Su pintura es, en este sentido, también, un acto carnavalesco: es una pintura disfrazada de Pintura. Apela a la desjerarquización nocturna del ensueño y a la jerarquización diurna de las autoridades en la materia. Por ello, seguramente, hay que agradecerle su devoción por el “buen pintar”, en un siglo que ha derogado la virtud del artesano humanista, el que gastara largos años de aprendizaje para realizar un retrato magistral.

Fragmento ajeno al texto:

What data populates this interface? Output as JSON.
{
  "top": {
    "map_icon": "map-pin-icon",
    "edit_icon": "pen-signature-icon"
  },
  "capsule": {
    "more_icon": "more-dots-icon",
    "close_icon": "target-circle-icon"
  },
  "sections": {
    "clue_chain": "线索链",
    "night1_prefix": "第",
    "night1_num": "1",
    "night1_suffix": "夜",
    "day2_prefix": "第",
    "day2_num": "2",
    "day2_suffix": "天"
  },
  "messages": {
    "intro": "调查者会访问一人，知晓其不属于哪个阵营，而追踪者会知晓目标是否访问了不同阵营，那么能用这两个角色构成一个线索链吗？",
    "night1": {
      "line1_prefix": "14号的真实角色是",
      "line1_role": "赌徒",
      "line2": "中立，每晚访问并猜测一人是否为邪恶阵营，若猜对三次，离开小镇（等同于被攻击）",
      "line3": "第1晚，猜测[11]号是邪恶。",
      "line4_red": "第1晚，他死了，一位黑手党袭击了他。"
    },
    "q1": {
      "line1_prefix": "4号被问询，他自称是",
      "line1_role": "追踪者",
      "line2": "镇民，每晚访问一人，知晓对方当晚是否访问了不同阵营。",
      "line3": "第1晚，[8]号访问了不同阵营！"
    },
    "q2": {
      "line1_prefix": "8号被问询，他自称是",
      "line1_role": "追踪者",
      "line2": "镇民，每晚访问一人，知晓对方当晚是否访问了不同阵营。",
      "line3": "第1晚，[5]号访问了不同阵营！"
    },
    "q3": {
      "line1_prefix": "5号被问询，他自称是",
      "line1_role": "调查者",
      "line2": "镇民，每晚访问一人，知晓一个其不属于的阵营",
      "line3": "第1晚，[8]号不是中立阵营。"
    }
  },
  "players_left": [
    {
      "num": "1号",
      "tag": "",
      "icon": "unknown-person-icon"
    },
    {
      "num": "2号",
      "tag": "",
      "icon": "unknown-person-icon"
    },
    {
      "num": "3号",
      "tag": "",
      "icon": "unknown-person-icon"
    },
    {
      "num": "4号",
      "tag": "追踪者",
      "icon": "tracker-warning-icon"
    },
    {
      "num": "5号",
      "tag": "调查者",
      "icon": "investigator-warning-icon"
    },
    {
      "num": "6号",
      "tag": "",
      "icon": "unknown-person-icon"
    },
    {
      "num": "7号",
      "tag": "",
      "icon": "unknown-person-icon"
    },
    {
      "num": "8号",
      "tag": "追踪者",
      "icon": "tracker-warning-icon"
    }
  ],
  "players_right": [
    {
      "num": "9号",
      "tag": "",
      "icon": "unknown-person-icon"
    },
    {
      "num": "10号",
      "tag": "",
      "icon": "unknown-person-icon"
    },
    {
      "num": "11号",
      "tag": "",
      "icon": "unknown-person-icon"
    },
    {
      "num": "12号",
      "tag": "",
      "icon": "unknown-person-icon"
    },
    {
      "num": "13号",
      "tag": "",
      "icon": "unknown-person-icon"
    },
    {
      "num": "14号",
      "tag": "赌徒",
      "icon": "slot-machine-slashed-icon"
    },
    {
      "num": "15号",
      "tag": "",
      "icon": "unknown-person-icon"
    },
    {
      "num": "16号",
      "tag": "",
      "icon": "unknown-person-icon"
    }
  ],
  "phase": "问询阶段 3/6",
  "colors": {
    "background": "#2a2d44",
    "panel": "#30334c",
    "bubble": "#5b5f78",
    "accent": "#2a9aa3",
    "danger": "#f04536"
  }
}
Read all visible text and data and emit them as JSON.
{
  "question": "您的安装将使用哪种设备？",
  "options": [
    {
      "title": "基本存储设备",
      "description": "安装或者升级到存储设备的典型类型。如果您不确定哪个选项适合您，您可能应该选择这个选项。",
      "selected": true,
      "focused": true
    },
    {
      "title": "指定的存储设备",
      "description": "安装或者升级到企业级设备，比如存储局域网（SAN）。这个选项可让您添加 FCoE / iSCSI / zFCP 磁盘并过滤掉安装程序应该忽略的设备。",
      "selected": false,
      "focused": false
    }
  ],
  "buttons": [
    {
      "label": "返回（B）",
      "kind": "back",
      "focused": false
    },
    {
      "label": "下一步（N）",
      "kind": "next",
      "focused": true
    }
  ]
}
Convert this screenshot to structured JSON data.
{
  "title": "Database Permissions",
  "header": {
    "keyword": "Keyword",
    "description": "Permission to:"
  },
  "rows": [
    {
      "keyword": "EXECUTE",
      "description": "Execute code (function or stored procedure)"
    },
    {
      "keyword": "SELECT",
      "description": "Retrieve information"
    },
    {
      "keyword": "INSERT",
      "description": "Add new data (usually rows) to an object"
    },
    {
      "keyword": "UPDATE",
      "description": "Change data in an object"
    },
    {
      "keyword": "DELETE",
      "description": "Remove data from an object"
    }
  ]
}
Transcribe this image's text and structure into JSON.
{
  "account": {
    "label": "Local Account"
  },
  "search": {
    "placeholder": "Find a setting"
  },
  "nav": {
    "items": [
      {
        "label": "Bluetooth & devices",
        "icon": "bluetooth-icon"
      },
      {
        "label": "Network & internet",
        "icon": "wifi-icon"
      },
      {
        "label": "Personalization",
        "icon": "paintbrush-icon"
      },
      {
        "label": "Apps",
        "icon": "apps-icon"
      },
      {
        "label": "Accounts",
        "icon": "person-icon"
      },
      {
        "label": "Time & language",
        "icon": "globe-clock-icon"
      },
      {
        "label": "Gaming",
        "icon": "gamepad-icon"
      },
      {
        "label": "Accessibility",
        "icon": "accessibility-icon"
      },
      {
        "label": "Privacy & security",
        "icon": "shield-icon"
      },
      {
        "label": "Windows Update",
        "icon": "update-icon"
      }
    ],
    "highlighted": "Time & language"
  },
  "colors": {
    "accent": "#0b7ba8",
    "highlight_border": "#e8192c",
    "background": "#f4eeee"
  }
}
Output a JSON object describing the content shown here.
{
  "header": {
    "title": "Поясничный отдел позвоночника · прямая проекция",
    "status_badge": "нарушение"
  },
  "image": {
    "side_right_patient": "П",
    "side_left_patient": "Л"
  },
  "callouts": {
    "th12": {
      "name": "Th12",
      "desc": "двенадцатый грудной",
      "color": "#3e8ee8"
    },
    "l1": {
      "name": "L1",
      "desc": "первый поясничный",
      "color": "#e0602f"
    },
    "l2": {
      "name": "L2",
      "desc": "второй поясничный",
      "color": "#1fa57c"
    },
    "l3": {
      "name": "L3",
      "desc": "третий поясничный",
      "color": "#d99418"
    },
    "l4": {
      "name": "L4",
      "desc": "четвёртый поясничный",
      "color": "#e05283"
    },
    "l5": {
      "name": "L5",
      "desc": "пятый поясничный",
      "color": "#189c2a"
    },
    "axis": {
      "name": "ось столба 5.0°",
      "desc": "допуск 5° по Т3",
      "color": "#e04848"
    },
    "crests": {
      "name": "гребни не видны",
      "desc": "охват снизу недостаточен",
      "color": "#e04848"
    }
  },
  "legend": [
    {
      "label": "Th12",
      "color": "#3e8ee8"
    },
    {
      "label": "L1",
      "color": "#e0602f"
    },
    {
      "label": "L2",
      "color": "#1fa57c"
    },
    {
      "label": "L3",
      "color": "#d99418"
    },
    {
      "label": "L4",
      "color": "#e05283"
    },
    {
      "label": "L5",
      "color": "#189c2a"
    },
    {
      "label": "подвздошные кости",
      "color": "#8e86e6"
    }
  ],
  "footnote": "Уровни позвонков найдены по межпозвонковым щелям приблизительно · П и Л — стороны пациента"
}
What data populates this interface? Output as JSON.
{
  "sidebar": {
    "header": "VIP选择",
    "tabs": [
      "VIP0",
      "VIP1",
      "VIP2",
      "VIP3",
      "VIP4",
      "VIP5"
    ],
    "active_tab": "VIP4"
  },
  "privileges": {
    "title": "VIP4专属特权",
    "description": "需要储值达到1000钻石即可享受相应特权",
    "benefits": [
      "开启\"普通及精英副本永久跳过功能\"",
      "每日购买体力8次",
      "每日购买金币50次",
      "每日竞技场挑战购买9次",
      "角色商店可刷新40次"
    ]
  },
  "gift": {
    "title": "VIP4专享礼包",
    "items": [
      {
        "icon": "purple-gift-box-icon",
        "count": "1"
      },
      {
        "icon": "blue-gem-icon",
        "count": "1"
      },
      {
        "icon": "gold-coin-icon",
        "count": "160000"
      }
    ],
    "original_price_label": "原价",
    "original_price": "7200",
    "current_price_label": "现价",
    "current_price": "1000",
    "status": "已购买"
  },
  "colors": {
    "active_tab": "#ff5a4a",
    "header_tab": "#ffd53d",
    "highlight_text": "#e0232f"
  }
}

Con uno bastaba: Leonardo se pasó la vida difundiendo un mismo rostro sobre cuerpos variables. Por no ser menos, Dalí tuvo su Leda, su Gran Bañista, su Madonna levitante.
Un museo particular tamaño teatro doméstico, que ha obtenido, al fin, su pieza maestra: su cadáver embalsamado en un foyer teatral. La ausencia anecdótica de Dalí quitará escándalo y vulgaridad de folletín al personaje daliniano. Nos dejará a solas con su pintura, lo cual es bastante y es legítimo. Frecuentarla será como entrar en un teatro vacío, obligándonos a asumir los dos papeles simultáneos que él representó: el actor y su público, separados y vinculados en una bella escenografía pintada por Salvador Dalí.